1,25-Dihydroxyvitamin D3 regulation of c-myc protooncogene transcription. Possible involvement of protein kinase C

• Published in: The Journal of biological chemistry Vol. 264; no. 33; pp. 19710 - 19715
• Main Authors: SIMPSON, R. U, HSU, T, WENDT, M. D, TAYLOR, J. M
• Format: Journal Article
• Language: English
• Published: Bethesda, MD American Society for Biochemistry and Molecular Biology 25.11.1989
• Subjects: 1-(5-Isoquinolinesulfonyl)-2-Methylpiperazine; Biological and medical sciences; Calcitriol - pharmacology; Cell Differentiation - drug effects; Cell Line; Cell Nucleus - drug effects; Cell Nucleus - metabolism; Ethanol - pharmacology; Fundamental and applied biological sciences. Psychology; Gene Expression Regulation, Neoplastic; Humans; Isoquinolines - pharmacology; Kinetics; Leukemia, Promyelocytic, Acute; Molecular and cellular biology; Molecular genetics; Piperazines - pharmacology; Protein Kinase C - antagonists & inhibitors; Protein Kinase C - metabolism; Protein-Tyrosine Kinases - genetics; Proto-Oncogene Proteins - genetics; Proto-Oncogene Proteins c-myc; Proto-Oncogenes - drug effects; Sphingosine - pharmacology; Tetradecanoylphorbol Acetate - pharmacology; Transcription, Genetic - drug effects; Transcription. Transcription factor. Splicing. Rna processing; Tumor Cells, Cultured - cytology; Tumor Cells, Cultured - drug effects; C-Onc gene; Cholecalciferol(«1,25»-dihydroxy)
• ISSN: 0021-9258; 1083-351X

1,25-Dihydroxyvitamin D3 (1,25-(OH)2D3) regulates the expression of c-myc protooncogene in HL-60 promyelocytic leukemia cells (Reitzma, P. H., Rothberg, P. G., Astrin, S. M., Trial, J., Barshavit, Z., Hall, A., Teitelbaum, S. U., and Kahn, A. J. (1983) Nature 306, 492-494). The regulation of c-myc expression occurs at least in part at the transcriptional level (Simpson, R. U., Hsu, T., Begley, D. A., Mitchell, B. S., and Alizadeh, B. N. (1987) J. Biol. Chem. 262, 4104-4108).
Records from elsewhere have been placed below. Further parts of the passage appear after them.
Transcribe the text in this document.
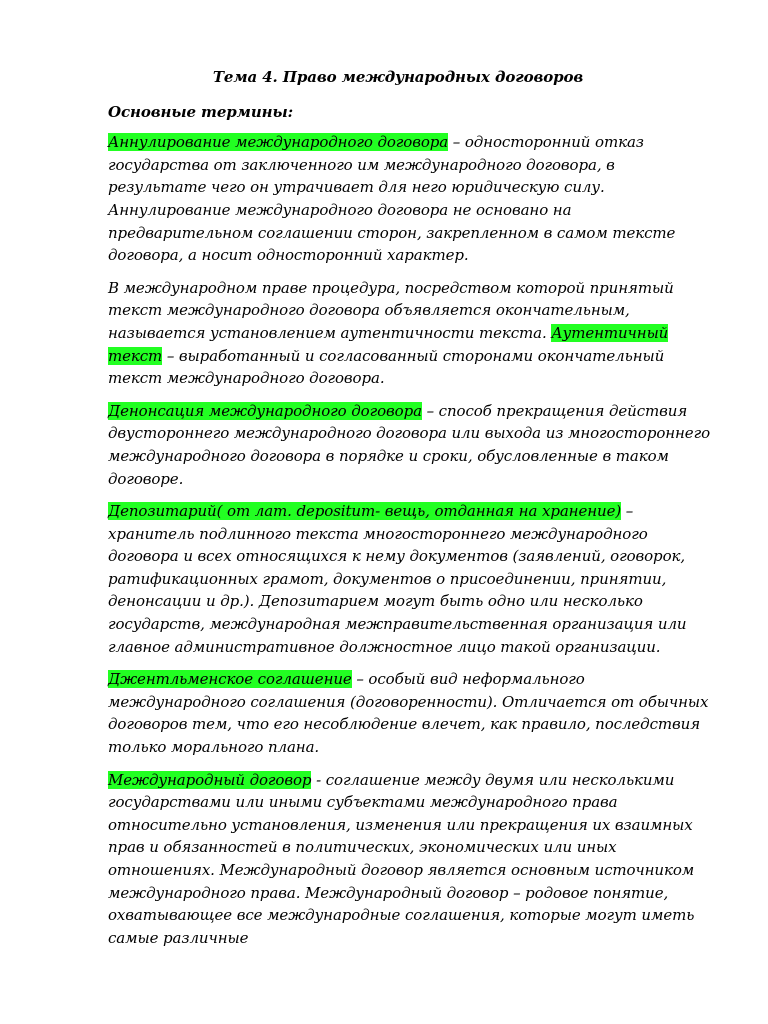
Тема 4. Право международных договоров
Основные термины:

Аннулирование международного договора – односторонний отказ государства от заключенного им международного договора, в результате чего он утрачивает для него юридическую силу. Аннулирование международного договора не основано на предварительном соглашении сторон, закрепленном в самом тексте договора, а носит односторонний характер.

В международном праве процедура, посредством которой принятый текст международного договора объявляется окончательным, называется установлением аутентичности текста. Аутентичный текст – выработанный и согласованный сторонами окончательный текст международного договора.

Денонсация международного договора – способ прекращения действия двустороннего международного договора или выхода из многостороннего международного договора в порядке и сроки, обусловленные в таком договоре.

Депозитарий( от лат. depositum- вещь, отданная на хранение) – хранитель подлинного текста многостороннего международного договора и всех относящихся к нему документов (заявлений, оговорок, ратификационных грамот, документов о присоединении, принятии, денонсации и др.). Депозитарием могут быть одно или несколько государств, международная межправительственная организация или главное административное должностное лицо такой организации.

Джентльменское соглашение – особый вид неформального международного соглашения (договоренности). Отличается от обычных договоров тем, что его несоблюдение влечет, как правило, последствия только морального плана.

Международный договор - соглашение между двумя или несколькими государствами или иными субъектами международного права относительно установления, изменения или прекращения их взаимных прав и обязанностей в политических, экономических или иных отношениях. Международный договор является основным источником международного права. Международный договор – родовое понятие, охватывающее все международные соглашения, которые могут иметь самые различные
Also, 1,25-(OH)2D3 stimulates an increase in protein kinase C (PKC) levels and inhibitors of PKC block 1,25-(OH)2D3-induced differentiation of HL-60 cells (Martell, R. E., Simpson, R. U., and Taylor, J. M. (1987) J. Biol. Chem. 262, 5570-5575). In this report we demonstrated that sphinganine, an inhibitor of PKC that is mechanistically and structurally distinct from 1-(5-isoquinoline sulfonyl)-2-methylpiperazine-HCl (H-7), also blocks 1,25-(OH)2D3 induction of HL-60 cell differentiation. The effect of inhibitors of PKC on 1,25-(OH)2D3 regulation of c-myc transcription was examined. H-7 (18 microM) and sphinganine (3 and 6 microM) blunted 1,25-(OH)2D3-induced reduction of c-myc transcription as assessed by nuclear run-off assays. We showed that c-myc/beta-actin ratios (cpm/cpm, % of control mean +/- S.E.) were as follows: ethanol control, 100 +/- 14%; 50 nM 1,25-(OH)2D3, 17 +/- 5%; 50 nM 1,25-(OH)2D3 and 6 microM H-7, 13 +/- 6%; 50 nM 1,25-(OH)2D3 and 18 microM H-7, 53 +/- 6% 50 nM 1,25-(OH)2D3 and 18 microM N-[2-guanidinoethyl]-5-isoquinoline sulfonamide (HA-1004), 10 +/- 8%; 50 nM 1,25-(OH)2D3 and 6 microM sphinganine, 49 +/- 8%. No significant differences in c-myc transcription between control, 18 microM H-7, 18 microM HA-1004, and 3 or 6 microM sphinganine-treated cells were observed. The block in c-myc transcription was beyond exon 1, and regulation of exon 1 transcription by 1,25-(OH)2D3 was not detected. Furthermore, we demonstrated that expression of markers for HL-60 cell differentiation was more rapidly induced by 25 nM 12-O-tetradecanoylphorbol-13-acetate than 50 nM 1,25-(OH)2D3, suggesting that direct activation of PKC by phorbol esters may make processes required for 1,25-(OH)2D3 induction of differentiation unnecessary. In summary, these data suggest that a primary effect of 1,25-(OH)2D3 on HL-60 cells is to regulate PKC levels, and regulation of c-myc transcription by 1,25-(OH)2D3 is a result of this action.